Granted, a few interesting articles are available online about this enigmatic writer, but much of it is old, from when he became well-known in the literary world. He wrote a best-selling memoir in 2005, Goat, published by Random House about young adulthood and violence and two incidents that shaped his life. First, he was abducted and beaten by strangers from a party he attended; then he was hazed at Clemson University while pledging his brother's fraternity, Kappa Sigma. I read the slim, brooding book last month, and his writing threw me back to my own angst-ridden college experiences of trying to fit in (I rushed one fall but didn't pledge. It was a stomach-churning mistake, and sorority life wasn't for me.)

Land wrote his memoir while nearing the end of a graduate program at the University of North Carolina-Wilmington. It became a national bestseller and next month, a movie will be released based on the book. I didn't know any of this while I was reading the book, but as I was reading, I wanted to know more about Brad Land and his more recent work. So I started to do what anyone in 2016 would do to find a person: google him.

Mostly, old press from Goat populated the search but nothing about him recently. None of my searches on Facebook or Twitter turned up anything, so I tried emailing the publisher. The only email I could find for Random House Trade Publications was to request review copies of books. I sent an email with a subject line, "Interview with author Brad Land," but I got a disheartening generic robo-reply that said, basically, tough cookies.

In a lucky twist, a writer friend of mine said she had interviewed Land once after a reading he gave in Asheville. A review she wrote about his second book, which is still posted online, gave me the best leads. It sent me to an old website of his, www.goatthebook.com, which must have been Land's attempt at the time of Goat's release to hurry up and put up a web presence. The site has some helpful links, but it's also a convoluted, writer-be-damned, who-gives-a-shit site that really doesn't mention Land by name. One of the links goes to an obvious Q&A about the book. I tried the email address on the site. My mail bounced back, undeliverable.
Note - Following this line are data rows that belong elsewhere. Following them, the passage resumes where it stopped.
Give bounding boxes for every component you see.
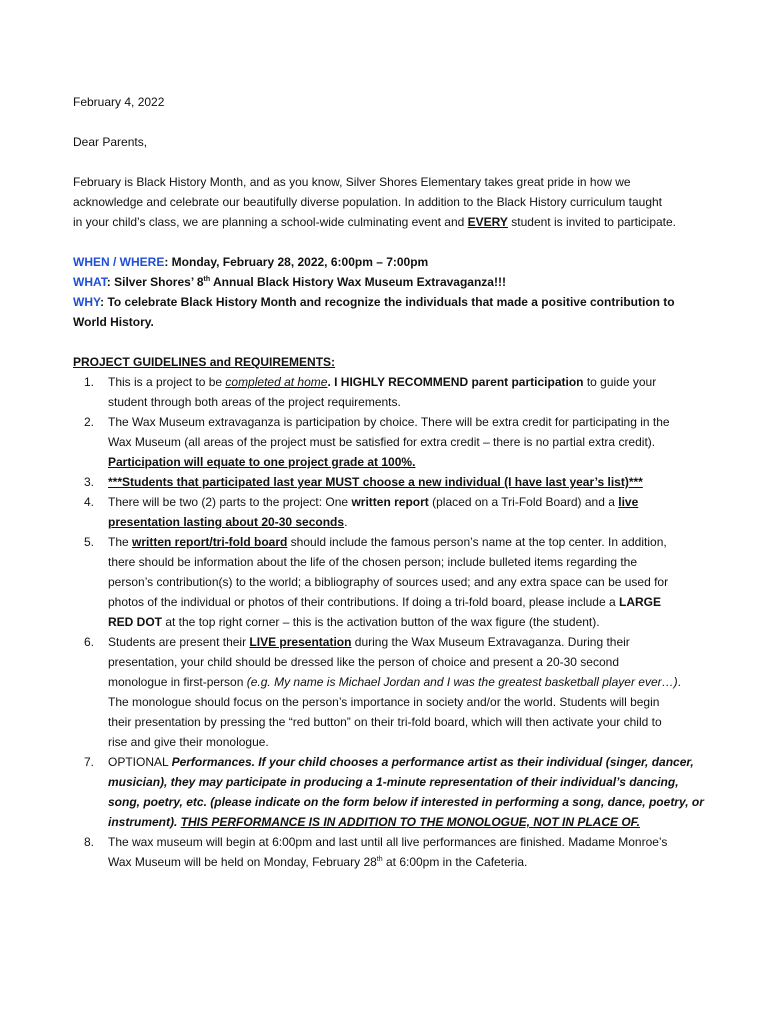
item-number-1: 1. [84,375,95,389]
item-5-line-4: photos of the individual or photos of their contributions. If doing a tri-fold board, please include a LARGE [108,595,661,609]
when-where-line [73,252,428,272]
why-line-2: World History. [73,315,154,329]
item-2-line-3: Participation will equate to one project grade at 100%. [108,455,416,469]
item-7-line-2: musician), they may participate in producing a 1-minute representation of their individual’s dancing, [108,775,679,789]
item-number-8: 8. [84,835,95,849]
item-6-line-6: rise and give their monologue. [108,735,269,749]
why-line: WHY: To celebrate Black History Month and recognize the individuals that made a positive contribution to [73,295,675,309]
item-6-line-5: their presentation by pressing the “red button” on their tri-fold board, which will then activate your child to [108,715,662,729]
item-5-line-5: RED DOT at the top right corner – this is the activation button of the wax figure (the student). [108,615,600,629]
every-emphasis: EVERY [467,215,508,229]
item-5-line-2: there should be information about the life of the chosen person; include bulleted items regarding the [108,555,638,569]
item-4-line-1: There will be two (2) parts to the project: One written report (placed on a Tri-Fold Board) and a live [108,495,639,509]
item-number-4: 4. [84,495,95,509]
item-7-line-4: instrument). THIS PERFORMANCE IS IN ADDITION TO THE MONOLOGUE, NOT IN PLACE OF. [108,815,641,829]
item-2-line-1: The Wax Museum extravaganza is participation by choice. There will be extra credit for participating in the [108,415,670,429]
what-line: WHAT: Silver Shores’ 8th Annual Black History Wax Museum Extravaganza!!! [73,275,506,289]
item-5-line-1: The written report/tri-fold board should include the famous person’s name at the top center. In addition, [108,535,667,549]
letter-date: February 4, 2022 [73,95,165,109]
item-6-line-1: Students are present their LIVE presentation during the Wax Museum Extravaganza. During their [108,635,630,649]
item-number-6: 6. [84,635,95,649]
salutation: Dear Parents, [73,135,148,149]
item-5-line-3: person’s contribution(s) to the world; a bibliography of sources used; and any extra space can be used for [108,575,669,589]
item-3-line-1: ***Students that participated last year MUST choose a new individual (I have last year’s list)*** [108,475,643,489]
item-1-line-2: student through both areas of the project requirements. [108,395,401,409]
item-number-3: 3. [84,475,95,489]
why-label: WHY [73,295,101,309]
intro-line-2: acknowledge and celebrate our beautifully diverse population. In addition to the Black History curriculum taught [73,195,663,209]
intro-line-3: in your child’s class, we are planning a school-wide culminating event and EVERY student is invited to participate. [73,215,677,229]
item-6-line-3: monologue in first-person (e.g. My name is Michael Jordan and I was the greatest basketball player ever…). [108,675,681,689]
guidelines-heading: PROJECT GUIDELINES and REQUIREMENTS: [73,355,336,369]
when-value: : Monday, February 28, 2022, 6:00pm – 7:00pm [164,255,429,269]
item-6-line-4: The monologue should focus on the person’s importance in society and/or the world. Students will begin [108,695,660,709]
item-8-line-1: The wax museum will begin at 6:00pm and last until all live performances are finished. Madame Monroe’s [108,835,668,849]
item-number-5: 5. [84,535,95,549]
item-number-7: 7. [84,755,95,769]
item-2-line-2: Wax Museum (all areas of the project must be satisfied for extra credit – there is no partial extra credit). [108,435,656,449]
item-1-line-1: This is a project to be completed at home. I HIGHLY RECOMMEND parent participation to guide your [108,375,657,389]
when-label: WHEN / WHERE [73,255,165,269]
item-8-line-2: Wax Museum will be held on Monday, February 28th at 6:00pm in the Cafeteria. [108,855,528,869]
intro-line-1: February is Black History Month, and as you know, Silver Shores Elementary takes great pride in how we [73,175,631,189]
item-number-2: 2. [84,415,95,429]
item-7-line-3: song, poetry, etc. (please indicate on the form below if interested in performing a song, dance, poetry, or [108,795,704,809]
what-label: WHAT [73,275,107,289]
item-7-line-1: OPTIONAL Performances. If your child chooses a performance artist as their individual (singer, dancer, [108,755,694,769]
item-4-line-2: presentation lasting about 20-30 seconds. [108,515,348,529]
item-6-line-2: presentation, your child should be dressed like the person of choice and present a 20-30 second [108,655,619,669]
The last place he was known to have lived, according to my online search, was Carborro, NC, where another writer friend of mine also lives. My friend says that he remembers meeting Land once briefly around the time of the memoir's release. But has heard nothing more.

Why did I go through this rigmarole? Because he was from South Carolina, went to grad school for an MFA in creative writing in NC, and wrote a damn good memoir. (His second book, Pilgrims Upon the Earth, was not commercially well-reviewed.) I thought, why not find him and find out what he's working on and see if he can spare some insight on this writing life?

But he's off the grid. Which made me also wonder why so many of us want to be ON the damn grid. Who wants to be an open public record? Who wants to have to continually market or sacrifice privacy for the sake of the constant need for sales or to create searchable content or to feed the public's hunger for the dish? Not that Land is a celebrity, but he certainly made a splash and the subject matter of his book is intriguingly harsh, and the way he wrote the narrative is worth studying.

I had to stop when I felt the urge to google his obit. He's out there, just not interested in the rest of us.